To summarize, as you can see the Collections API could benefit in a lot of ways from the addition of lambdas. For some sort of operations, lambdas would increase readability, conciseness and expressiveness. Extension methods could make it possible to have some of the new operations directly in the collection classes instead of in utility classes like Collections.




3 comments:

cde said...

Why use the predicates directly ? Why would you want to re-implement all that when this would work :

List list = ...
Iterables.filter(list, #(Integer)(n%2==0))

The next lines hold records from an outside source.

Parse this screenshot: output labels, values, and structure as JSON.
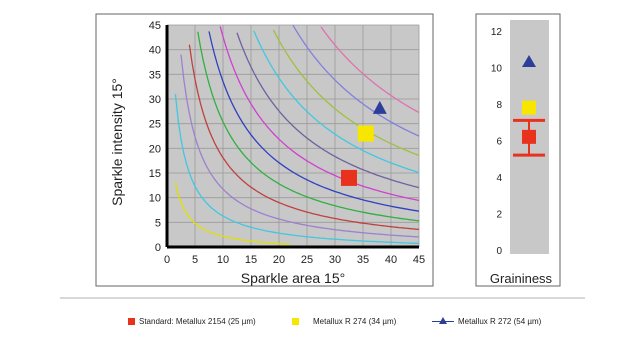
{
  "chart_data": [
    {
      "type": "line",
      "xlabel": "Sparkle area 15°",
      "ylabel": "Sparkle intensity 15°",
      "xlim": [
        0,
        45
      ],
      "ylim": [
        0,
        45
      ],
      "x_ticks": [
        "0",
        "5",
        "10",
        "15",
        "20",
        "25",
        "30",
        "35",
        "40",
        "45"
      ],
      "y_ticks": [
        "0",
        "5",
        "10",
        "15",
        "20",
        "25",
        "30",
        "35",
        "40",
        "45"
      ],
      "grid": true,
      "background": "#c8c8c8",
      "iso_curve_colors": [
        "#e0e000",
        "#40c8e0",
        "#9d80d0",
        "#c04040",
        "#30b040",
        "#3040c0",
        "#d040d0",
        "#7060a0",
        "#40c8e0",
        "#a0c040",
        "#8080e0",
        "#e070b0"
      ],
      "series": [
        {
          "name": "Standard: Metallux 2154 (25 µm)",
          "marker": "square",
          "color": "#e8321e",
          "points": [
            {
              "x": 32.5,
              "y": 14
            }
          ]
        },
        {
          "name": "Metallux R 274 (34 µm)",
          "marker": "square",
          "color": "#f6e600",
          "points": [
            {
              "x": 35.5,
              "y": 23
            }
          ]
        },
        {
          "name": "Metallux R 272 (54 µm)",
          "marker": "triangle",
          "color": "#2c3e9a",
          "points": [
            {
              "x": 38,
              "y": 28
            }
          ]
        }
      ]
    },
    {
      "type": "scatter",
      "xlabel": "Graininess",
      "ylim": [
        0,
        12
      ],
      "y_ticks": [
        "0",
        "2",
        "4",
        "6",
        "8",
        "10",
        "12"
      ],
      "background": "#c8c8c8",
      "series": [
        {
          "name": "Metallux R 272 (54 µm)",
          "marker": "triangle",
          "color": "#2c3e9a",
          "y": 10.3
        },
        {
          "name": "Metallux R 274 (34 µm)",
          "marker": "square",
          "color": "#f6e600",
          "y": 7.8
        },
        {
          "name": "Standard: Metallux 2154 (25 µm)",
          "marker": "square",
          "color": "#e8321e",
          "y": 6.2,
          "range": [
            5.2,
            7.1
          ]
        }
      ]
    }
  ],
  "legend": [
    {
      "label": "Standard: Metallux 2154 (25 µm)",
      "swatch": "square",
      "color": "#e8321e"
    },
    {
      "label": "Metallux R 274 (34 µm)",
      "swatch": "square",
      "color": "#f6e600"
    },
    {
      "label": "Metallux R 272 (54 µm)",
      "swatch": "line-triangle",
      "color": "#2c3e9a"
    }
  ]
}
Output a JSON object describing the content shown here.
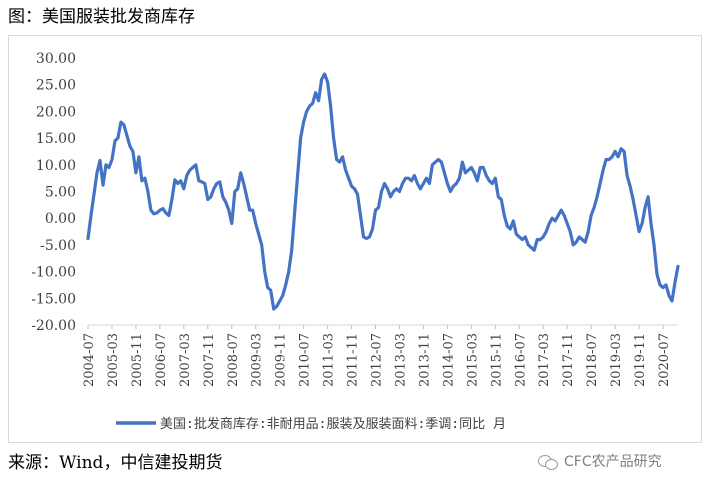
{
  "figure": {
    "title": "图：美国服装批发商库存",
    "source": "来源：Wind，中信建投期货",
    "watermark": "CFC农产品研究",
    "watermark_icon": "wechat-icon"
  },
  "chart_data": {
    "type": "line",
    "title": "",
    "xlabel": "",
    "ylabel": "",
    "ylim": [
      -20,
      30
    ],
    "yticks": [
      "30.00",
      "25.00",
      "20.00",
      "15.00",
      "10.00",
      "5.00",
      "0.00",
      "-5.00",
      "-10.00",
      "-15.00",
      "-20.00"
    ],
    "xticks": [
      "2004-07",
      "2005-03",
      "2005-11",
      "2006-07",
      "2007-03",
      "2007-11",
      "2008-07",
      "2009-03",
      "2009-11",
      "2010-07",
      "2011-03",
      "2011-11",
      "2012-07",
      "2013-03",
      "2013-11",
      "2014-07",
      "2015-03",
      "2015-11",
      "2016-07",
      "2017-03",
      "2017-11",
      "2018-07",
      "2019-03",
      "2019-11",
      "2020-07"
    ],
    "xrange": [
      "2004-07",
      "2020-12"
    ],
    "grid": false,
    "legend_position": "bottom",
    "series": [
      {
        "name": "美国:批发商库存:非耐用品:服装及服装面料:季调:同比  月",
        "color": "#4472c4",
        "points": [
          [
            "2004-07",
            -3.8
          ],
          [
            "2004-08",
            0.5
          ],
          [
            "2004-09",
            4.5
          ],
          [
            "2004-10",
            8.5
          ],
          [
            "2004-11",
            10.8
          ],
          [
            "2004-12",
            6.2
          ],
          [
            "2005-01",
            10.0
          ],
          [
            "2005-02",
            9.5
          ],
          [
            "2005-03",
            11.0
          ],
          [
            "2005-04",
            14.5
          ],
          [
            "2005-05",
            15.0
          ],
          [
            "2005-06",
            18.0
          ],
          [
            "2005-07",
            17.5
          ],
          [
            "2005-08",
            15.5
          ],
          [
            "2005-09",
            13.5
          ],
          [
            "2005-10",
            12.5
          ],
          [
            "2005-11",
            8.5
          ],
          [
            "2005-12",
            11.5
          ],
          [
            "2006-01",
            7.0
          ],
          [
            "2006-02",
            7.5
          ],
          [
            "2006-03",
            5.0
          ],
          [
            "2006-04",
            1.5
          ],
          [
            "2006-05",
            0.8
          ],
          [
            "2006-06",
            1.0
          ],
          [
            "2006-07",
            1.5
          ],
          [
            "2006-08",
            1.8
          ],
          [
            "2006-09",
            1.0
          ],
          [
            "2006-10",
            0.5
          ],
          [
            "2006-11",
            3.5
          ],
          [
            "2006-12",
            7.2
          ],
          [
            "2007-01",
            6.5
          ],
          [
            "2007-02",
            7.0
          ],
          [
            "2007-03",
            5.5
          ],
          [
            "2007-04",
            8.0
          ],
          [
            "2007-05",
            9.0
          ],
          [
            "2007-06",
            9.5
          ],
          [
            "2007-07",
            10.0
          ],
          [
            "2007-08",
            7.0
          ],
          [
            "2007-09",
            6.8
          ],
          [
            "2007-10",
            6.5
          ],
          [
            "2007-11",
            3.5
          ],
          [
            "2007-12",
            4.0
          ],
          [
            "2008-01",
            5.5
          ],
          [
            "2008-02",
            6.5
          ],
          [
            "2008-03",
            6.8
          ],
          [
            "2008-04",
            4.0
          ],
          [
            "2008-05",
            3.0
          ],
          [
            "2008-06",
            1.5
          ],
          [
            "2008-07",
            -1.0
          ],
          [
            "2008-08",
            5.0
          ],
          [
            "2008-09",
            5.5
          ],
          [
            "2008-10",
            8.5
          ],
          [
            "2008-11",
            6.5
          ],
          [
            "2008-12",
            4.0
          ],
          [
            "2009-01",
            1.5
          ],
          [
            "2009-02",
            1.5
          ],
          [
            "2009-03",
            -1.0
          ],
          [
            "2009-04",
            -3.0
          ],
          [
            "2009-05",
            -5.0
          ],
          [
            "2009-06",
            -10.0
          ],
          [
            "2009-07",
            -13.0
          ],
          [
            "2009-08",
            -13.5
          ],
          [
            "2009-09",
            -17.0
          ],
          [
            "2009-10",
            -16.5
          ],
          [
            "2009-11",
            -15.5
          ],
          [
            "2009-12",
            -14.5
          ],
          [
            "2010-01",
            -12.5
          ],
          [
            "2010-02",
            -10.0
          ],
          [
            "2010-03",
            -6.0
          ],
          [
            "2010-04",
            1.0
          ],
          [
            "2010-05",
            8.0
          ],
          [
            "2010-06",
            15.0
          ],
          [
            "2010-07",
            18.0
          ],
          [
            "2010-08",
            20.0
          ],
          [
            "2010-09",
            21.0
          ],
          [
            "2010-10",
            21.5
          ],
          [
            "2010-11",
            23.5
          ],
          [
            "2010-12",
            22.0
          ],
          [
            "2011-01",
            26.0
          ],
          [
            "2011-02",
            27.0
          ],
          [
            "2011-03",
            25.5
          ],
          [
            "2011-04",
            21.0
          ],
          [
            "2011-05",
            15.0
          ],
          [
            "2011-06",
            11.0
          ],
          [
            "2011-07",
            10.5
          ],
          [
            "2011-08",
            11.5
          ],
          [
            "2011-09",
            9.0
          ],
          [
            "2011-10",
            7.5
          ],
          [
            "2011-11",
            6.0
          ],
          [
            "2011-12",
            5.5
          ],
          [
            "2012-01",
            4.5
          ],
          [
            "2012-02",
            0.5
          ],
          [
            "2012-03",
            -3.5
          ],
          [
            "2012-04",
            -3.8
          ],
          [
            "2012-05",
            -3.5
          ],
          [
            "2012-06",
            -2.0
          ],
          [
            "2012-07",
            1.5
          ],
          [
            "2012-08",
            2.0
          ],
          [
            "2012-09",
            5.0
          ],
          [
            "2012-10",
            6.5
          ],
          [
            "2012-11",
            5.5
          ],
          [
            "2012-12",
            4.0
          ],
          [
            "2013-01",
            5.0
          ],
          [
            "2013-02",
            5.5
          ],
          [
            "2013-03",
            5.0
          ],
          [
            "2013-04",
            6.5
          ],
          [
            "2013-05",
            7.5
          ],
          [
            "2013-06",
            7.5
          ],
          [
            "2013-07",
            7.0
          ],
          [
            "2013-08",
            8.0
          ],
          [
            "2013-09",
            6.5
          ],
          [
            "2013-10",
            5.5
          ],
          [
            "2013-11",
            6.5
          ],
          [
            "2013-12",
            7.5
          ],
          [
            "2014-01",
            6.5
          ],
          [
            "2014-02",
            10.0
          ],
          [
            "2014-03",
            10.5
          ],
          [
            "2014-04",
            11.0
          ],
          [
            "2014-05",
            10.5
          ],
          [
            "2014-06",
            8.5
          ],
          [
            "2014-07",
            6.5
          ],
          [
            "2014-08",
            5.0
          ],
          [
            "2014-09",
            6.0
          ],
          [
            "2014-10",
            6.5
          ],
          [
            "2014-11",
            7.5
          ],
          [
            "2014-12",
            10.5
          ],
          [
            "2015-01",
            8.5
          ],
          [
            "2015-02",
            9.0
          ],
          [
            "2015-03",
            9.5
          ],
          [
            "2015-04",
            8.5
          ],
          [
            "2015-05",
            7.0
          ],
          [
            "2015-06",
            9.5
          ],
          [
            "2015-07",
            9.5
          ],
          [
            "2015-08",
            8.0
          ],
          [
            "2015-09",
            7.0
          ],
          [
            "2015-10",
            6.5
          ],
          [
            "2015-11",
            7.5
          ],
          [
            "2015-12",
            4.0
          ],
          [
            "2016-01",
            3.5
          ],
          [
            "2016-02",
            0.5
          ],
          [
            "2016-03",
            -1.5
          ],
          [
            "2016-04",
            -2.0
          ],
          [
            "2016-05",
            -0.5
          ],
          [
            "2016-06",
            -3.0
          ],
          [
            "2016-07",
            -3.5
          ],
          [
            "2016-08",
            -4.0
          ],
          [
            "2016-09",
            -3.5
          ],
          [
            "2016-10",
            -5.0
          ],
          [
            "2016-11",
            -5.5
          ],
          [
            "2016-12",
            -6.0
          ],
          [
            "2017-01",
            -4.0
          ],
          [
            "2017-02",
            -4.0
          ],
          [
            "2017-03",
            -3.5
          ],
          [
            "2017-04",
            -2.5
          ],
          [
            "2017-05",
            -1.0
          ],
          [
            "2017-06",
            0.0
          ],
          [
            "2017-07",
            -0.5
          ],
          [
            "2017-08",
            0.5
          ],
          [
            "2017-09",
            1.5
          ],
          [
            "2017-10",
            0.5
          ],
          [
            "2017-11",
            -1.0
          ],
          [
            "2017-12",
            -2.5
          ],
          [
            "2018-01",
            -5.0
          ],
          [
            "2018-02",
            -4.5
          ],
          [
            "2018-03",
            -3.5
          ],
          [
            "2018-04",
            -4.0
          ],
          [
            "2018-05",
            -4.5
          ],
          [
            "2018-06",
            -2.5
          ],
          [
            "2018-07",
            0.5
          ],
          [
            "2018-08",
            2.0
          ],
          [
            "2018-09",
            4.0
          ],
          [
            "2018-10",
            6.5
          ],
          [
            "2018-11",
            9.0
          ],
          [
            "2018-12",
            11.0
          ],
          [
            "2019-01",
            11.0
          ],
          [
            "2019-02",
            11.5
          ],
          [
            "2019-03",
            12.5
          ],
          [
            "2019-04",
            11.5
          ],
          [
            "2019-05",
            13.0
          ],
          [
            "2019-06",
            12.5
          ],
          [
            "2019-07",
            8.0
          ],
          [
            "2019-08",
            6.0
          ],
          [
            "2019-09",
            3.5
          ],
          [
            "2019-10",
            0.5
          ],
          [
            "2019-11",
            -2.5
          ],
          [
            "2019-12",
            -1.0
          ],
          [
            "2020-01",
            2.0
          ],
          [
            "2020-02",
            4.0
          ],
          [
            "2020-03",
            -1.0
          ],
          [
            "2020-04",
            -5.0
          ],
          [
            "2020-05",
            -10.5
          ],
          [
            "2020-06",
            -12.5
          ],
          [
            "2020-07",
            -13.0
          ],
          [
            "2020-08",
            -12.5
          ],
          [
            "2020-09",
            -14.5
          ],
          [
            "2020-10",
            -15.5
          ],
          [
            "2020-11",
            -12.0
          ],
          [
            "2020-12",
            -9.0
          ]
        ]
      }
    ]
  }
}
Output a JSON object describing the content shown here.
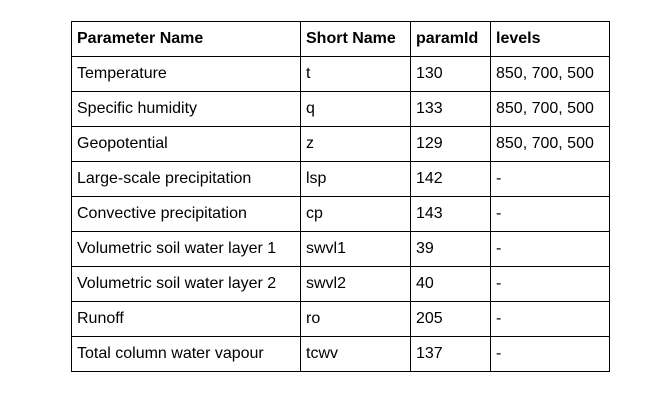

This will work because it will result in the automatic conversion of the lambda into a predicate (since predicate has only a single "pure virtual" method (sorry I come from C++), and it will fill that in)

Nick Wiedenbrück said...

Yes, re-implementing any existing interfaces wouldn't make much sense. Same with the FileFilter example in part 2 (as mentioned). The Predicate interface is part of the Google Collections library though. I'd rather see it as part of the Collections API itself.

Currently I'm working on the 4th part, where this will also be a topic, again. So, stay tuned.

Ran Biron said...

The sheer amount of extra method calls is overwhelming.
It looks like Lambdas rely heavily on the JVM ability to inline code. I hope this is taken into account and that Lambda expressions optimization is in place.